Avrai un immensa paura anche di riuscire perché in caso di vittoria sarai  diventata un'assassina o forse un boia; pesante il cuore e segnato il volto ma avrai vinto , avrai spaventato mortalmente il mostro.
Non ti dirò che aver paura è un fatto normale,non lo è!
Sputala fuori tutta , non lasciare che una sola goccia di terrore resti in te.
Abbi il coraggio di avere paura.


                                                           per Emma.

giovedì 1 gennaio 2015

NINO



Nino vive alla giornata
vagando senza meta
e imbottito di giornali
schiva l'onda della moda.
E' ben allenato al raffreddore,
fa finta di niente per farselo passare.
Nino dorme alla stazione
con coperte di cartone
mentre il freddo della notte
non accetta buoni-sconto.
L'importante è sognare,anche per poco,
staccare la spina dal mondo reale...
...sa bene che rose senza spine
non hanno posto al sole,
e l'oro delle stelle
non cade nelle tasche.
Nino ride in passeggiata
raccontandosi qualcosa
è attore in un istante
negli sguardi della gente.
E si sposta senza navigatore
tra auto veloci e belle signore.
Nino cerca quel che basta
e ben presto ha capito
che la soluzione giusta
è restare sulla pista.
E' rischioso ignorare il battitore
che prende la mira e sta per colpire...
...non hanno cellulari
tv satellitari,
li chiamano barboni,
ma hanno altri nomi.
Con le scarpe consumate 
e poche briciole di sole,
con le barbe non curate
e voglia muta di parole...
...quelli come lui sono così...


                                poesia di Gia Gaspa dritta dal cuore.

giovedì 25 dicembre 2014

RACCOGLIEVO CONCHIGLIE E STELLE




China sulla battigia , la veste sollevata a farne un cesto improvvisato raccoglievo conchiglie bianche,rosa,striate color dei sassi ; le forme più diverse,tonde alcune appuntite altre e tante scheggiate dalla furia delle onde infrante sugli scogli.
Più ne raccoglievo maggiore era il desiderio di averne ancora.
Volevo farne un poggio in riva al mare dove ammirare il sole.

Sarebbe stato un sole speciale , unicamente mio.

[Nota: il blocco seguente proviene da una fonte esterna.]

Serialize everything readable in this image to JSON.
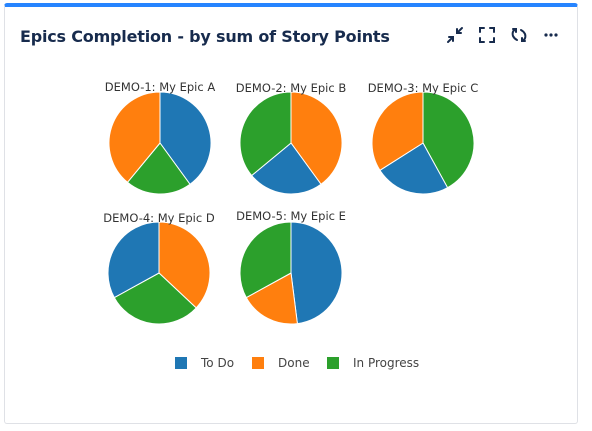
{
  "gadget": {
    "title": "Epics Completion - by sum of Story Points",
    "accent_color": "#2684ff",
    "tools": [
      {
        "icon": "minimize-icon"
      },
      {
        "icon": "fullscreen-icon"
      },
      {
        "icon": "refresh-icon"
      },
      {
        "icon": "more-icon"
      }
    ]
  },
  "chart_data": {
    "type": "pie",
    "categories": [
      "To Do",
      "Done",
      "In Progress"
    ],
    "colors": {
      "To Do": "#1f77b4",
      "Done": "#ff7f0e",
      "In Progress": "#2ca02c"
    },
    "legend": "bottom",
    "pies": [
      {
        "label": "DEMO-1: My Epic A",
        "values": {
          "To Do": 40,
          "In Progress": 21,
          "Done": 39
        }
      },
      {
        "label": "DEMO-2: My Epic B",
        "values": {
          "Done": 40,
          "To Do": 24,
          "In Progress": 36
        }
      },
      {
        "label": "DEMO-3: My Epic C",
        "values": {
          "In Progress": 42,
          "To Do": 24,
          "Done": 34
        }
      },
      {
        "label": "DEMO-4: My Epic D",
        "values": {
          "Done": 37,
          "In Progress": 30,
          "To Do": 33
        }
      },
      {
        "label": "DEMO-5: My Epic E",
        "values": {
          "To Do": 48,
          "Done": 19,
          "In Progress": 33
        }
      }
    ]
  }
}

Raccolsi tutte le stelle del cielo , una ad una e le trattenni fra le mani formando un sole d'argento a illuminare la spuma delle onde.
Appoggiata al balcone ,come un tempo facevano le nobili dame , ascoltavo lo sciabordio dell'acqua in questa notte senza luna rimirando un sole fatto dei desideri e patimenti d'innamorati e di voglie mai sopite d'avventurosi amanti.

Non bastò il sogno a cambiare l'immutabile ; la tempesta oscurò il cielo e un potente vento disperse le stelle rimettendole ognuna al proprio posto,flagellò l'improvvisato poggio gettando di nuovo le conchiglie in acqua lasciandole affondare.

Una notte speciale , unicamente mia.